Bundeswehr: Why conscription was suspended in 2011 – Politics

The first German President, Theodor Heuss (FDP), once described conscription as a “legitimate child of democracy”. And this child is now sorely missed by quite a few federal politicians. Conscription has been suspended since 2011, and the Bundeswehr is a professional army. Defense Minister Boris Pistorius, the most important voice in Berlin, has now described this step as “a mistake”.

In politics and the military there is still considerable phantom pain because of the suspended conscription; There is always concern that the bond between the military and democratic society has disappeared with it. In fact, generations of young men were, at least in theory, if by no means always in practice, the “citizens in uniform” that the founders of the Bundeswehr around Johann Graf von Kielmansegg had in mind. In sharp contrast to the Nazi Wehrmacht, there was no longer an unconditional duty of obedience. According to Kielmansegg, conscription formed a balance “between the democratic idea and military necessity”.

Hatred of forced service at arms sparked a revolution

Of course, the supposed child of German democracy is not that “legitimate”. conscription, Levee en masse, is a creation of the French Revolution of 1789, but in Germany it has monarchical roots. “Every citizen of the fatherland is the born defender of it”: With this motto, the Prussian army reformer Gerhard von Scharnhorst created the basis for general conscription in 1807, after Prussia’s devastating defeat by Napoleon. France’s citizens’ armies were the model, but not the “liberty, equality, fraternity” of the revolutionaries; Scharnhorst’s liberal spirit was soon supplanted.

Both the armies of the Wilhelmine Empire and the Wehrmacht were conscript armies; the hatred of forced service with arms for a lost war even triggered the revolution of the sailors and soldiers in November 1918. The Nazis, in turn, required conscription for the millions of soldiers in the Wehrmacht, which then swept the world with war and murder. To prevent a repeat of the 1918 uprising, Hitler’s military leaders set up a military judiciary that resembled a terror machine, murdered at least 23,000 of their own soldiers and ran their own concentration camp in Torgau.

Since the 1950s, huge armies have faced each other in the middle of Europe and along the inner-German borders. The Bundeswehr, a conscript army that was almost half a million strong at peak times, formed the backbone of conventional defense on the part of NATO should the Warsaw Pact ever attack. In 2011 this was over. In the aftermath, it often sounds like the exit was a kind of serious industrial accident, caused by the notorious Defense Minister Karl-Theodor zu Guttenberg (CSU), who fell in 2013 over his plagiarized doctoral thesis. But in his time there were serious reasons for this.

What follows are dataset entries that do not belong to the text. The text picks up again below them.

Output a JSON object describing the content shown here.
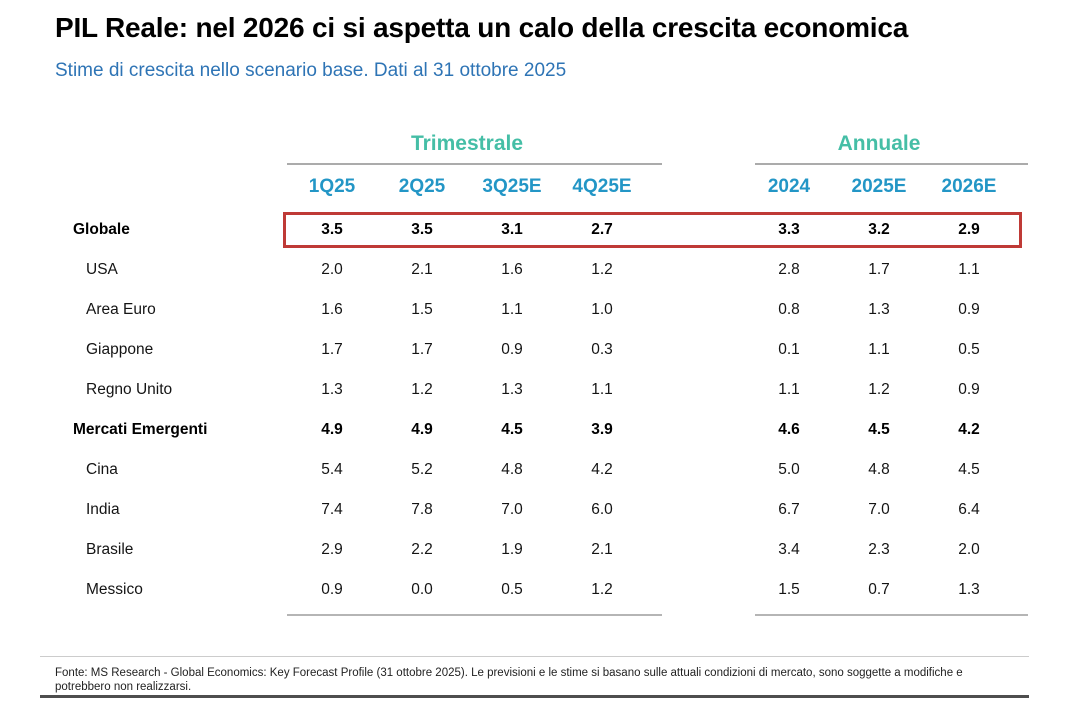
{
  "chart_data": {
    "type": "table",
    "title": "PIL Reale: nel 2026 ci si aspetta un calo della crescita economica",
    "subtitle": "Stime di crescita nello scenario base. Dati al 31 ottobre 2025",
    "column_groups": [
      {
        "label": "Trimestrale",
        "columns": [
          "1Q25",
          "2Q25",
          "3Q25E",
          "4Q25E"
        ]
      },
      {
        "label": "Annuale",
        "columns": [
          "2024",
          "2025E",
          "2026E"
        ]
      }
    ],
    "rows": [
      {
        "label": "Globale",
        "bold": true,
        "indent": false,
        "highlighted": true,
        "quarterly": [
          "3.5",
          "3.5",
          "3.1",
          "2.7"
        ],
        "annual": [
          "3.3",
          "3.2",
          "2.9"
        ]
      },
      {
        "label": "USA",
        "bold": false,
        "indent": true,
        "highlighted": false,
        "quarterly": [
          "2.0",
          "2.1",
          "1.6",
          "1.2"
        ],
        "annual": [
          "2.8",
          "1.7",
          "1.1"
        ]
      },
      {
        "label": "Area Euro",
        "bold": false,
        "indent": true,
        "highlighted": false,
        "quarterly": [
          "1.6",
          "1.5",
          "1.1",
          "1.0"
        ],
        "annual": [
          "0.8",
          "1.3",
          "0.9"
        ]
      },
      {
        "label": "Giappone",
        "bold": false,
        "indent": true,
        "highlighted": false,
        "quarterly": [
          "1.7",
          "1.7",
          "0.9",
          "0.3"
        ],
        "annual": [
          "0.1",
          "1.1",
          "0.5"
        ]
      },
      {
        "label": "Regno Unito",
        "bold": false,
        "indent": true,
        "highlighted": false,
        "quarterly": [
          "1.3",
          "1.2",
          "1.3",
          "1.1"
        ],
        "annual": [
          "1.1",
          "1.2",
          "0.9"
        ]
      },
      {
        "label": "Mercati Emergenti",
        "bold": true,
        "indent": false,
        "highlighted": false,
        "quarterly": [
          "4.9",
          "4.9",
          "4.5",
          "3.9"
        ],
        "annual": [
          "4.6",
          "4.5",
          "4.2"
        ]
      },
      {
        "label": "Cina",
        "bold": false,
        "indent": true,
        "highlighted": false,
        "quarterly": [
          "5.4",
          "5.2",
          "4.8",
          "4.2"
        ],
        "annual": [
          "5.0",
          "4.8",
          "4.5"
        ]
      },
      {
        "label": "India",
        "bold": false,
        "indent": true,
        "highlighted": false,
        "quarterly": [
          "7.4",
          "7.8",
          "7.0",
          "6.0"
        ],
        "annual": [
          "6.7",
          "7.0",
          "6.4"
        ]
      },
      {
        "label": "Brasile",
        "bold": false,
        "indent": true,
        "highlighted": false,
        "quarterly": [
          "2.9",
          "2.2",
          "1.9",
          "2.1"
        ],
        "annual": [
          "3.4",
          "2.3",
          "2.0"
        ]
      },
      {
        "label": "Messico",
        "bold": false,
        "indent": true,
        "highlighted": false,
        "quarterly": [
          "0.9",
          "0.0",
          "0.5",
          "1.2"
        ],
        "annual": [
          "1.5",
          "0.7",
          "1.3"
        ]
      }
    ],
    "layout": {
      "grid": "off",
      "highlight_row": "Globale"
    }
  },
  "footer": {
    "source": "Fonte: MS Research - Global Economics: Key Forecast Profile (31 ottobre 2025). Le previsioni e le stime si basano sulle attuali condizioni di mercato, sono soggette a modifiche e potrebbero non realizzarsi."
  },
  "colors": {
    "title_black": "#000000",
    "subtitle_blue": "#2e74b5",
    "group_header_teal": "#45bea6",
    "column_header_blue": "#2396c6",
    "highlight_red": "#bf3a36",
    "rule_grey": "#ababab",
    "footer_bar_grey": "#4e4e4e"
  }
}
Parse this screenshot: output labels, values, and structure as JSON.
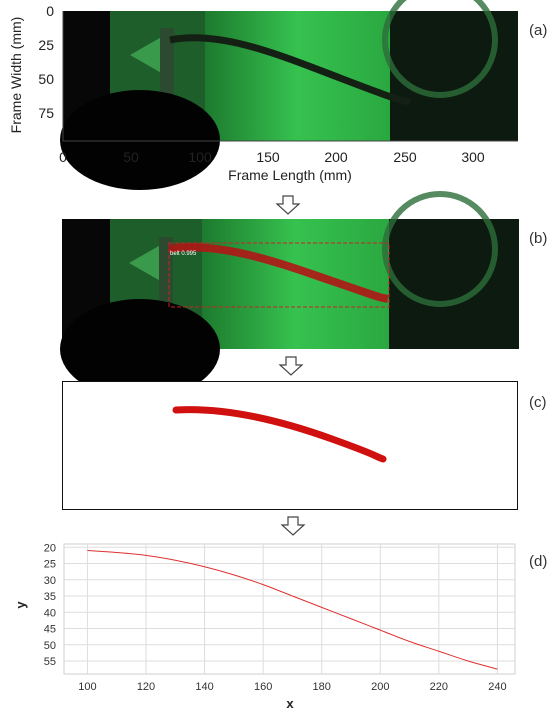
{
  "panels": {
    "a": {
      "label": "(a)",
      "xlabel": "Frame Length (mm)",
      "ylabel": "Frame Width (mm)",
      "xticks": [
        "0",
        "50",
        "100",
        "150",
        "200",
        "250",
        "300"
      ],
      "yticks": [
        "0",
        "25",
        "50",
        "75"
      ]
    },
    "b": {
      "label": "(b)",
      "detection_text": "belt 0.995"
    },
    "c": {
      "label": "(c)"
    },
    "d": {
      "label": "(d)"
    }
  },
  "colors": {
    "belt_red": "#cc1111",
    "green_background": "#2fb84a",
    "curve": "#e03030"
  },
  "chart_data": {
    "type": "line",
    "xlabel": "x",
    "ylabel": "y",
    "xlim": [
      92,
      246
    ],
    "ylim": [
      19,
      59
    ],
    "y_inverted": true,
    "grid": true,
    "xticks": [
      100,
      120,
      140,
      160,
      180,
      200,
      220,
      240
    ],
    "yticks": [
      20,
      25,
      30,
      35,
      40,
      45,
      50,
      55
    ],
    "series": [
      {
        "x": [
          100,
          110,
          120,
          130,
          140,
          150,
          160,
          170,
          180,
          190,
          200,
          210,
          220,
          230,
          240
        ],
        "y": [
          21,
          21.6,
          22.5,
          24,
          26,
          28.5,
          31.5,
          35,
          38.5,
          42,
          45.5,
          49,
          52,
          55,
          57.5
        ]
      }
    ]
  }
}
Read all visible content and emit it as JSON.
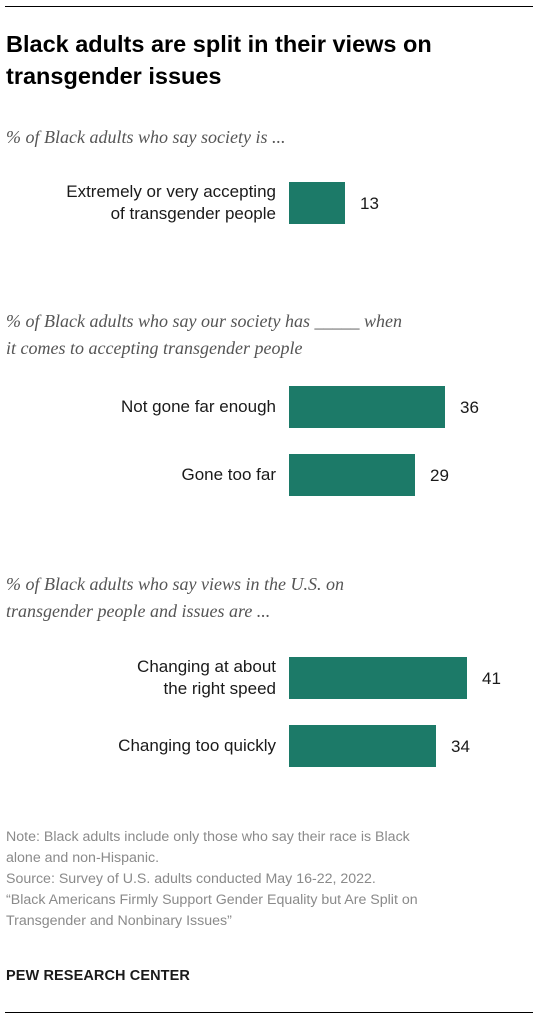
{
  "title": "Black adults are split in their views on transgender issues",
  "notes": {
    "note_line1": "Note: Black adults include only those who say their race is Black",
    "note_line2": "alone and non-Hispanic.",
    "source_line1": "Source: Survey of U.S. adults conducted May 16-22, 2022.",
    "source_line2": "“Black Americans Firmly Support Gender Equality but Are Split on",
    "source_line3": "Transgender and Nonbinary Issues”"
  },
  "logo": "PEW RESEARCH CENTER",
  "colors": {
    "bar": "#1c7a68"
  },
  "chart_data": [
    {
      "type": "bar",
      "subtitle_lines": [
        "% of Black adults who say society is ..."
      ],
      "categories": [
        [
          "Extremely or very accepting",
          "of transgender people"
        ]
      ],
      "values": [
        13
      ]
    },
    {
      "type": "bar",
      "subtitle_lines": [
        "% of Black adults who say our society has _____ when",
        "it comes to accepting transgender people"
      ],
      "categories": [
        [
          "Not gone far enough"
        ],
        [
          "Gone too far"
        ]
      ],
      "values": [
        36,
        29
      ]
    },
    {
      "type": "bar",
      "subtitle_lines": [
        "% of Black adults who say views in the U.S. on",
        "transgender people and issues are ..."
      ],
      "categories": [
        [
          "Changing at about",
          "the right speed"
        ],
        [
          "Changing too quickly"
        ]
      ],
      "values": [
        41,
        34
      ]
    }
  ]
}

First of all, a mass army was simply no longer needed, or at least assumed to be. The bloc confrontation was over, little to suggest it would return. However, in the particularly bloody year of 2010, when the Taliban attacks near Kunduz and Baghlan increased massively, the forces of the Bundeswehr were stretched to the brim by combat operations in Afghanistan and other foreign missions. Conscripts did not have to go there – except for volunteers who served longer – and made up hardly a fifth of the troops anyway.

Most NATO countries switched to professional armies

This led directly to the next problem: military justice. This means that conscription or alternative service applies equally to everyone, with the exception of those who have been deferred or who have been decommissioned. But the Bundeswehr was getting smaller and smaller, it could only take on a fraction of the conscripts, not counting the numerous objectors. It was only a matter of time before the Federal Constitutional Court upheld the first lawsuit.

Then there were the allies: Most NATO countries had already switched to professional armies, at the latest after the change of era in 1989/90, and the USA as early as 1973, towards the end of the Vietnam War. Before that, countless young men had chanted “hell no – we won’t go!” on the streets of America. called – the brutally waged war in Southeast Asia divided the nation. In 2010, conscription in the West was seen as yesterday’s model, apart from the Germans, only Norway and the hostile NATO brothers Greece and Turkey stuck to it.

However, Guttenberg and the black-yellow government left a back door open during the legislative process in 2010: conscription was not deleted from the Basic Law, i.e. not officially abolished. Instead, it is considered suspended, so it still applies but is not being practiced. This legal situation would make it easier to reinstate them today.

However, the Bundeswehr has largely abolished the so-called alternative service system for registering, examining and using conscripts. With 183,000 soldiers, the force is currently even smaller than twelve years ago, so there would still not be enough use for conscripts; And that doesn’t count the young women who would probably also be included in compulsory military service today – as with the military service that was newly introduced in Sweden in 2017 after the shock of the Russian annexation of Crimea, which is intended to put national defense on a much broader basis. Since the Bundeswehr was opened up to female soldiers in 2001, their share has already reached 13 percent.

In any case, one thing is certain: a return to conscription, whatever that might look like, would mean another massive reorganization for the Bundeswehr.